By Katalina M. Bianco, J.D.
Commenters are weighing in on the Consumer Financial Protection Bureau’s proposal to amend its 2013 mortgage servicing rules. The American Bankers Association and Americans for Financial Reform have submitted comment letters to the bureau and, somewhat predictably, their views on the proposal are polar opposites. The ABA argues that the proposal should be cut back, while the AFR, a coalition of national, state, and local groups advocating financial reform, contends that the proposal does not go far enough to protect consumers.
The CFPB’s proposal would amend Reg. X—Real Estate Settlement Procedures (12 CFR Part 1024) and Reg. Z—Truth in Lending (12 CFR Part 1026) to substantially broaden mortgage borrower protections for consumers who are in financial distress or in danger of losing their homes through foreclosure.
ABA comments.

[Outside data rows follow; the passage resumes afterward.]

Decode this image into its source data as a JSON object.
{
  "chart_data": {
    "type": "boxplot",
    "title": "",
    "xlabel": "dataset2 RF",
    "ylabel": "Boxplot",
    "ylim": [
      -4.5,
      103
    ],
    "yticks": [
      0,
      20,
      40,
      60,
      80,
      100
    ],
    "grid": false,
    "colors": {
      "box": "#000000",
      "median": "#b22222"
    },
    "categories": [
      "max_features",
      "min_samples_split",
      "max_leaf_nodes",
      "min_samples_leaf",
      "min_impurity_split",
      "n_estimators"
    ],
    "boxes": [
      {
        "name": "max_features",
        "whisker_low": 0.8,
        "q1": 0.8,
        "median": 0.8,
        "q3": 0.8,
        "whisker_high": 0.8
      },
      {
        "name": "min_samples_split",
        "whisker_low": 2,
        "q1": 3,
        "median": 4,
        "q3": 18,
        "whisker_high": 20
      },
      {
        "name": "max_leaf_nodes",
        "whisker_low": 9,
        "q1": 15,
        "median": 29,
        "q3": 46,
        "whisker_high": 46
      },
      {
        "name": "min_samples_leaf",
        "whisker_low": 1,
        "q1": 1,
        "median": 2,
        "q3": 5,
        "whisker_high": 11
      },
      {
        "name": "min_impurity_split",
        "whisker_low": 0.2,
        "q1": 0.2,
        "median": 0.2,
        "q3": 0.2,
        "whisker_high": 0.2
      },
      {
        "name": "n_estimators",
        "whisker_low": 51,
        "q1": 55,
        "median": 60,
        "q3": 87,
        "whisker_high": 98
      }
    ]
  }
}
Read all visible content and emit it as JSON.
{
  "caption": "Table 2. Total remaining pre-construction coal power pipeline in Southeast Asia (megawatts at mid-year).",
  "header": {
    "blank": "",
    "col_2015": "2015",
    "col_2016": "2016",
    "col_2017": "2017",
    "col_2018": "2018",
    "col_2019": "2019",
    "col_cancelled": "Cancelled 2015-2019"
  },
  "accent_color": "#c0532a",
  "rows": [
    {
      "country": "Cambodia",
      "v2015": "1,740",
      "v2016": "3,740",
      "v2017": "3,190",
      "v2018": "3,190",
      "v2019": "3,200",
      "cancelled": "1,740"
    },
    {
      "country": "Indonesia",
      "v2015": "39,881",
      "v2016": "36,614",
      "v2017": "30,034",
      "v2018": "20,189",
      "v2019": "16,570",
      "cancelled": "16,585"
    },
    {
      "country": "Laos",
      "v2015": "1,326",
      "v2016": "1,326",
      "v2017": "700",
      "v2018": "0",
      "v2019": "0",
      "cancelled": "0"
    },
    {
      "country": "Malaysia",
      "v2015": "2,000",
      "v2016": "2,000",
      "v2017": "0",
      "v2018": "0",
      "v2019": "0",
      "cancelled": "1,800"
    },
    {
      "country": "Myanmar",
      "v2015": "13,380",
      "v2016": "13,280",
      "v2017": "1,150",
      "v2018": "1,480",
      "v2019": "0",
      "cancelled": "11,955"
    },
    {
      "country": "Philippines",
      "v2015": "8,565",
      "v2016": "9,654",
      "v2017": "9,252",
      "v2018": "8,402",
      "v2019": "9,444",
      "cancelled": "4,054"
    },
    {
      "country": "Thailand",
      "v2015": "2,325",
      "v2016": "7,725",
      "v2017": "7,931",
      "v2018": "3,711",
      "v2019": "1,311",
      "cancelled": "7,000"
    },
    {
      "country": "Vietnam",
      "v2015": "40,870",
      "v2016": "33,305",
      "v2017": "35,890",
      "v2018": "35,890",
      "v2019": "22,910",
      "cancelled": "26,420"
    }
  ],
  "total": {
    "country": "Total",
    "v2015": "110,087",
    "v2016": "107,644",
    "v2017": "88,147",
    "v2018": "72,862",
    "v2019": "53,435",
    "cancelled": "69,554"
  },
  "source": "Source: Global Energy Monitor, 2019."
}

The ABA expressed concern that the proposal would add regulatory requirements to “an already extensive and complex regulatory framework.” The trade group pointed out that the CFPB’s servicing rules already exceed the requirements mandated by the Dodd-Frank Act. The “continued layering of detailed regulatory requirements” will continue to decrease the value of mortgage servicing for banks of all sizes, the ABA argued. “Consumers (particularly those in rural areas) will be hurt, not helped, if rulemakings result in further consolidation in the servicing industry.” The trade group said its members are reevaluating to determine how few loans they can service for servicing to remain a viable business proposition.
AFR letter. The AFR said that there are many areas not included in the proposal that should be covered, such as: requiring servicers to better meet the needs of borrowers with Limited English Proficiency; patching the gaps in the dual tracking rule by allowing applications submitted fewer than 37 days prior to sale to trigger a temporary pause in foreclosures; and requiring servicers to process appeals for all applications submitted within the dual tracking timelines. The coalition also noted that with the upcoming end to the HAMP program, the CFPB should require servicers to provide affordable loan modifications consistent with investor interests. The AFR told the bureau that the coalition believes it is within the CFPB’s authority to issue such a requirement.